In 2015, CHAK turned its attention to NCDs: With the support of Novartis Access, it began offering a portfolio of 15 products to treat cardiovascular disease, diabetes, respiratory illness and breast cancer at a price to governments, NGOs and other institutional customers not to exceed $1 per treatment per month. Since then, Novartis Access has also started working in Cameroon, Ethiopia, Pakistan, Rwanda and Uganda.
Here are 10 of the lessons Mwenda says CHAK and other organizations have learned from communicable disease that can also be applied to NCDs:
1) Create partnerships: Partnerships are key. CHAK works with national and local governments, the private sector, academia, professional bodies and supply chain organizations.
2) Mobilize people and increase awareness: We must highlight lifestyle issues such as exposure to smoking and poor diet just like we did with HIV, TB and malaria. Once people are aware, we must provide screening to identify those with high blood pressure and abnormal blood sugars.
3) Refer patients: Once you have flagged people at risk, they have to be linked with health facilities where they can get further assessment, diagnosis and care and treatment.
4) Make treatment available: It’s imperative to have a reliable source of treatment. People will come to facilities when they know there is good quality medication available.
5) Foster psycho-social support: In diabetes, CHAK works with the Kenya Defeat Diabetes Association to mobilize people living with diabetes, helping them form groups for education, encouragement and advocacy.
6) Work with faith groups and communities: In rolling out screening, CHAK links health facilities with churches and communities. This has helped CHAK reach many people at very little cost.
7) Understand it’s a lifelong commitment: We need to commit to taking care of people their entire lives to ensure retention. As in HIV, this requires a lot of hard work in terms of following up to ensure that people come back for treatment.
8) Train health providers: Lower level health cadres like nurses and clinical officers must be trained so they are able to handle diagnosis and treatment of NCDs.
9) Emphasize integration: Those with communicable diseases are also more vulnerable to NCDs. For example, we have begun to screen for hypertension and cervical cancer in HIV programs.
10) Prioritize data: It’s very important to maintain data so we can track the magnitude of the burden and also inform policy and advocate for allocation of resources.
Similarly, Novartis’s work in malaria prompted the company to go into NCDs. “Our work in malaria gave us the experience where we could build on the lessons learned,” says Dr. Nathan Mulure, cluster head for Novartis Social Business for East and Southern Africa. “We brought out a product that was only reaching 100,000 treatments per year and increased that to 100 million treatments.
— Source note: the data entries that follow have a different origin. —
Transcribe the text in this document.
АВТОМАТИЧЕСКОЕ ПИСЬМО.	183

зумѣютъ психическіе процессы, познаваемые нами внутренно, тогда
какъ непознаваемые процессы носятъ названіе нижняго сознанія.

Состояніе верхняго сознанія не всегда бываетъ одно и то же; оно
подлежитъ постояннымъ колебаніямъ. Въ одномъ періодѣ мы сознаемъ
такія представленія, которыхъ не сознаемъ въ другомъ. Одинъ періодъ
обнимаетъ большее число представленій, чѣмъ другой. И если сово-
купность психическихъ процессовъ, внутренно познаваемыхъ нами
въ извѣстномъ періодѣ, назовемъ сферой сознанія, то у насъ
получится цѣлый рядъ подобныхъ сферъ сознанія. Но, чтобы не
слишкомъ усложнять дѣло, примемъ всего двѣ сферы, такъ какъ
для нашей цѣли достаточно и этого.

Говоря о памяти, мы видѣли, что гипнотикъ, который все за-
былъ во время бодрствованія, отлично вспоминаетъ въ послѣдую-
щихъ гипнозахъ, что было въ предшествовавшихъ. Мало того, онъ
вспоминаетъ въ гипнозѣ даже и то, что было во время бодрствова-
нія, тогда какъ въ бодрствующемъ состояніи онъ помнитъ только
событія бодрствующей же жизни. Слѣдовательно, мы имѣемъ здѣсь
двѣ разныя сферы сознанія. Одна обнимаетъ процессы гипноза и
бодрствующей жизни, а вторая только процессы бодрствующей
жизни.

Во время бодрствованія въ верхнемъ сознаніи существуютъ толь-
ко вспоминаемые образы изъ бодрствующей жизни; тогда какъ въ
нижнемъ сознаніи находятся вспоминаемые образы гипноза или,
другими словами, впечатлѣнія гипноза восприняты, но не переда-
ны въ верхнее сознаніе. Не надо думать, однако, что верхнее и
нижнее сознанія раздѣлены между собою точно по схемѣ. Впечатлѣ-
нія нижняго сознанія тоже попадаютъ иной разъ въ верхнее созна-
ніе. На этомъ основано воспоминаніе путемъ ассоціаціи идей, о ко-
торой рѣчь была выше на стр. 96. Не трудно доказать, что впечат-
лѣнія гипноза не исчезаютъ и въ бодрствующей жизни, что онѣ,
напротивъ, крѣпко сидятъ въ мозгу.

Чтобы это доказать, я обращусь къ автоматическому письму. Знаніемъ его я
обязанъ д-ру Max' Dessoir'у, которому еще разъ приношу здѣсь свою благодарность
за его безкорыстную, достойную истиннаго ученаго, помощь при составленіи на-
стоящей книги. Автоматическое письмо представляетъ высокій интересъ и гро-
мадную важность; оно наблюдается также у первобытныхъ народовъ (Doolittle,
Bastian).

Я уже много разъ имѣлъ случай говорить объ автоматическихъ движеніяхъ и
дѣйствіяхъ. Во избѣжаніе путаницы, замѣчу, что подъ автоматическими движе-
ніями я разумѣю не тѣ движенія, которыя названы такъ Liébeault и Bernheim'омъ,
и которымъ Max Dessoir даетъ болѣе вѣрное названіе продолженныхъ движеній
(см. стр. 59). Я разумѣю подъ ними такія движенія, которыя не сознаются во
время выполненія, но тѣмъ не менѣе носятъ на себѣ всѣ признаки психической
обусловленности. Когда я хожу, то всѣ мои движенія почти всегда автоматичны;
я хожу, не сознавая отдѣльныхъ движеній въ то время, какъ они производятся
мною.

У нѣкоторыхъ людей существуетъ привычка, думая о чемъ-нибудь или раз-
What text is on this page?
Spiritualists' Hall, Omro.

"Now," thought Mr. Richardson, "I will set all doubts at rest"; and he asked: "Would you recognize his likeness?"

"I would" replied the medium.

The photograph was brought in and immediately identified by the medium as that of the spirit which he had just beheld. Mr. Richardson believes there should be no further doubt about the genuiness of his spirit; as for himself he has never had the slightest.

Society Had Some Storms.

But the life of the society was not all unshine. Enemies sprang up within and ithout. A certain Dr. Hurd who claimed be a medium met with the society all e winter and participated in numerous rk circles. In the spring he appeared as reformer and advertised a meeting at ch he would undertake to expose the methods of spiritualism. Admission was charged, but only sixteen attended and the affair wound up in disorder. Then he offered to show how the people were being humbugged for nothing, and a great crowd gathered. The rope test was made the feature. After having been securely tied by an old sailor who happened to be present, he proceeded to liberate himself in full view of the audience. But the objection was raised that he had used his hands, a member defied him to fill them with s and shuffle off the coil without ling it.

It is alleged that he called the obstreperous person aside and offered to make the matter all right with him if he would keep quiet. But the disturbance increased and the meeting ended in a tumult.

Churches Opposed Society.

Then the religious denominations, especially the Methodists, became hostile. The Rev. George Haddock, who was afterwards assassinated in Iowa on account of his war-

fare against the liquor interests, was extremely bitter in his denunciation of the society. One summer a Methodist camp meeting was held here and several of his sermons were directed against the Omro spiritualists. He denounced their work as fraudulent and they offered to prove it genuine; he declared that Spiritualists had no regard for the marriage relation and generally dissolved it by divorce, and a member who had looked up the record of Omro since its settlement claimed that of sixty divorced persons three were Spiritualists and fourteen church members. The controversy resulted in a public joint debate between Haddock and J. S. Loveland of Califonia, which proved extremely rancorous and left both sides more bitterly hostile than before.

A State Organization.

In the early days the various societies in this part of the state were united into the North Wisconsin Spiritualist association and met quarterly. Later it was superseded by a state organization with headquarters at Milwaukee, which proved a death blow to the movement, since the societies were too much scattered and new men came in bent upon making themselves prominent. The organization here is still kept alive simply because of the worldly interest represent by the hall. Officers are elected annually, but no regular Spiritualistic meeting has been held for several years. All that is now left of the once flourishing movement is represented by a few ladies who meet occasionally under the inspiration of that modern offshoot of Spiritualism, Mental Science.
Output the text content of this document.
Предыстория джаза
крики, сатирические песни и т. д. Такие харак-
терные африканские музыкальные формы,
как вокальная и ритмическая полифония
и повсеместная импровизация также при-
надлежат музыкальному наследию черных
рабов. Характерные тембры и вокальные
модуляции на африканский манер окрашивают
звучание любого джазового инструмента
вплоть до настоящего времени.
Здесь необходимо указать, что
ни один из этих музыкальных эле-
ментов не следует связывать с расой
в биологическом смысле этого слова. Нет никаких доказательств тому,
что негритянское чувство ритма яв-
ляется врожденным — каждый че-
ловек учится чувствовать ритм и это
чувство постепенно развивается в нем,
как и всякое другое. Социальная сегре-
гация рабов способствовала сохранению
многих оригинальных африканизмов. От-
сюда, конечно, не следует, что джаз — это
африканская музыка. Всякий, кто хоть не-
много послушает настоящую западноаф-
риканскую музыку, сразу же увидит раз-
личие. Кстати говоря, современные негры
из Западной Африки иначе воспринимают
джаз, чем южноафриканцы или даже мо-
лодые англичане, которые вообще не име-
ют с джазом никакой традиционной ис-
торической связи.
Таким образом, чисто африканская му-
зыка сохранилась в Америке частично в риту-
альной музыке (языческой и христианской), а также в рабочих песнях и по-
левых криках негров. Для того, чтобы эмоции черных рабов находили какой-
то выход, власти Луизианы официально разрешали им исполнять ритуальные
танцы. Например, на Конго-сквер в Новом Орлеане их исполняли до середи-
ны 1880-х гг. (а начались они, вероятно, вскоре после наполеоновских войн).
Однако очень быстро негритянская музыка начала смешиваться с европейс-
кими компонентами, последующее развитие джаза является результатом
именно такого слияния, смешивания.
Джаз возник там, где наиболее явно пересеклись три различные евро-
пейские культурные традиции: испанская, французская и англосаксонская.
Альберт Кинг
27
We figured that kind of scaling gave us the experience we needed to try the same thing with NCDs.”
“At ministries of health, I am often asked ‘Why are you doing this? What’s in it for Novartis? Are you sure you’re not hiding anything?’ and I always tell them ’There is nothing hidden. This is a social business model, with low profit, but high turnover, which will help the program to sustain itself over the long term. We hope that if it catches fire, then many more patients will be able to access high quality medicines at prices they can afford.”